Хуже не придумать! Мало того, что он и подлец будут сражаться заодно, так еще и против сеньора. Сеньора, при взгляде на которого в памяти всплывает грязный сон. Шрамы, ключицы, подбородок и нижняя чуть оттопыренная губа… Вот дерьмо! Дерьмо!
— К бою! — велел де Лара.
Хасинто позорно проиграл. Сеньор двумя ударами палки вывел его из боя. С Ордоньо сражался куда дольше, и паж, когда все-таки был побежден, окинул Хасинто взглядом, полным презрения и превосходства. Дурак! Он просто не знал… Не знал, как мучительно смотреть на дона Иньиго, следить за его движениями и — пытаться не вспоминать.
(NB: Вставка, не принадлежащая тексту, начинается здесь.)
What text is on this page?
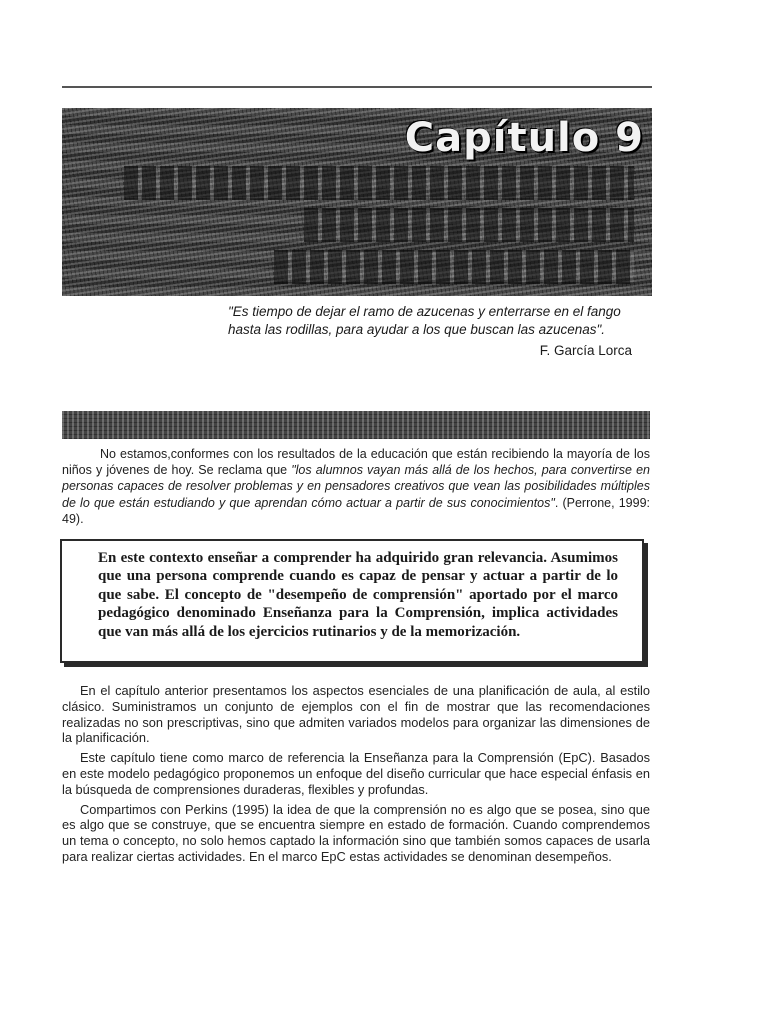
Capítulo 9

"Es tiempo de dejar el ramo de azucenas y enterrarse en el fango hasta las rodillas, para ayudar a los que buscan las azucenas".

F. García Lorca

No estamos,conformes con los resultados de la educación que están recibiendo la mayoría de los niños y jóvenes de hoy. Se reclama que "los alumnos vayan más allá de los hechos, para convertirse en personas capaces de resolver problemas y en pensadores creativos que vean las posibilidades múltiples de lo que están estudiando y que aprendan cómo actuar a partir de sus conocimientos". (Perrone, 1999: 49).

En este contexto enseñar a comprender ha adquirido gran relevancia. Asumimos que una persona comprende cuando es capaz de pensar y actuar a partir de lo que sabe. El concepto de "desempeño de comprensión" aportado por el marco pedagógico denominado Enseñanza para la Comprensión, implica actividades que van más allá de los ejercicios rutinarios y de la memorización.

En el capítulo anterior presentamos los aspectos esenciales de una planificación de aula, al estilo clásico. Suministramos un conjunto de ejemplos con el fin de mostrar que las recomendaciones realizadas no son prescriptivas, sino que admiten variados modelos para organizar las dimensiones de la planificación.

Este capítulo tiene como marco de referencia la Enseñanza para la Comprensión (EpC). Basados en este modelo pedagógico proponemos un enfoque del diseño curricular que hace especial énfasis en la búsqueda de comprensiones duraderas, flexibles y profundas.

Compartimos con Perkins (1995) la idea de que la comprensión no es algo que se posea, sino que es algo que se construye, que se encuentra siempre en estado de formación. Cuando comprendemos un tema o concepto, no solo hemos captado la información sino que también somos capaces de usarla para realizar ciertas actividades. En el marco EpC estas actividades se denominan desempeños.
Шрамы, ключицы, выемку между ними… Будь все проклято! Зарыться бы в укромном уголке, никого не видеть, не слышать, ни о ком не думать.
Вообще лучше умереть, чем быть мужеложцем. Но Хасинто не мужеложец! С ним всё в порядке. Сейчас ему тяжко смотреть на сеньора только из-за сна, посланного дьяволом. Ведь наяву он не хочет целовать дона Иньиго? Нет, упаси Господь! Разве только руку, как и подобает оруженосцу или вассалу. Ничего больше. И шрамы де Лары вовсе не прекрасны, а уродливы. Хасинто с куда большим наслаждением посмотрит на хорошеньких служанок. Например, на кухонную девку Ренату — пригожую, с тугими каштановыми косами и большими губами. Когда она нагибалась, чтобы подмести пол, то приподнимала юбку и невольно — а может, намеренно, — показывала ноги. Если же в эту минуту глянуть на Ренату спереди, то можно заметить мягкие полушария грудей. Хасинто старался не пялиться на нее — он же дал обет верности погибшей возлюбленной! — но это не всегда получалось. И хорошо, что не получалось. Сейчас именно воспоминания о служанке окончательно убедили: он — не мужеложец! Никогда им не был и не будет!